Let's consider the following motivational examples.

Open-world data follows long-tail distributions, where real-world tasks often emphasize the rare observations. This mismatch between data distribution and task demands necessitates careful development of perception models. Visual perception algorithms can struggle to recognize rare examples, leading to serious consequences. For example, a visual recognition model can misclassify underrepresented minorities and make unethical predictions (ref. case1, case2). Even foundation models also suffer from long-tailed distributions of pretraining data (ref. link).
The open-world presents unknown examples, Largely due to the long-tail nature of data distribution, largely due to the long-tail nature of the data distribution. Visual perception models operating in the open world are invariably confronted with unfamiliar instances. Failure to detect these unknowns can lead to serious consequences. For example, a Tesla Model 3 failed to recognize an overturned truck as an unknown object, resulting in a crash (ref. case).

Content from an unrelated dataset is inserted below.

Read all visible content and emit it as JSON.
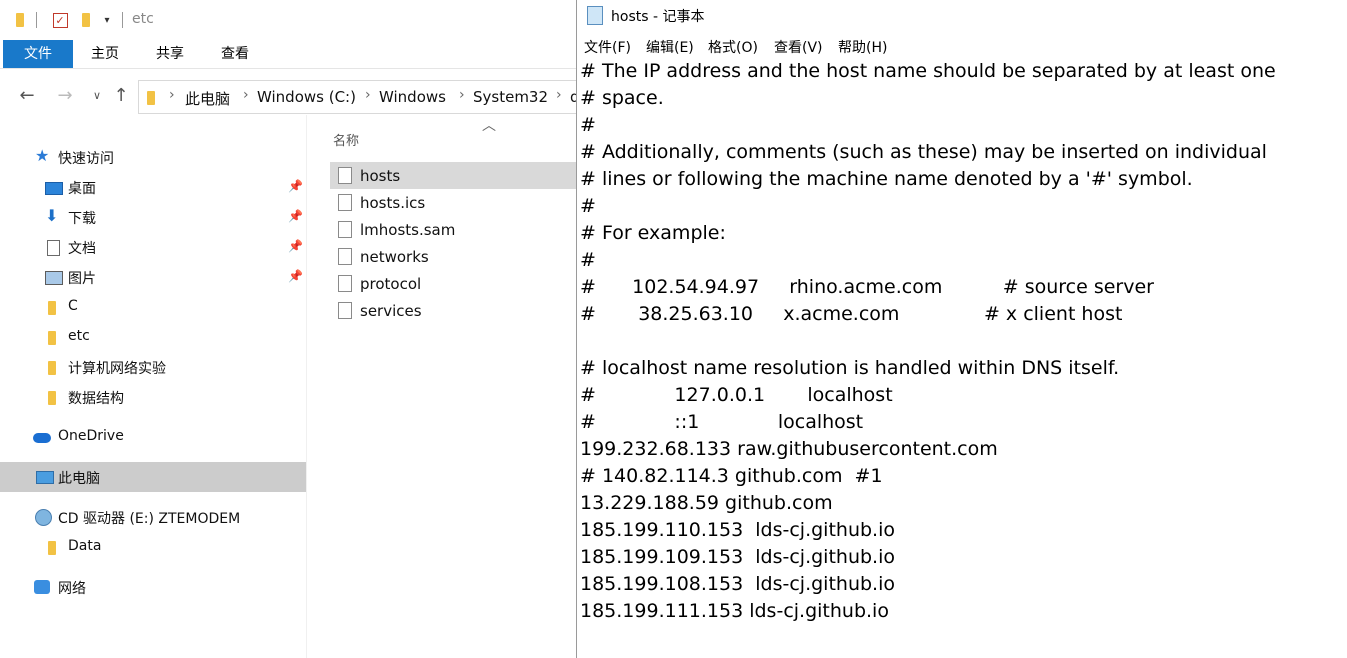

The open world requires aligning ontologies. To define a domain of interest, such as autonomous driving or the fashion industry, we typically establish an ontology (e.g., class labels or fashion styles). However, in the real open world, these ontologies constantly evolve (ref. link), leading to a mismatch between the concepts defined for a task and those understood by pretrained (foundation) models (ref. link). For example, in the fashion industry, the fashion vocabulary must expand continuously as trends and styles change with each season. This raises a key question: how can we effectively train a model to align the constantly shifting ontolgoies or those understood by an "outdated" foundation model? The world of interest is changing over time, e.g., driving scenes (in different cities and under different weather), the search engine ("apple" means different things today and 20 years ago). This says that the data distribution and semantics are continually changing and evolving. How to address distribution shifts and concept drifts?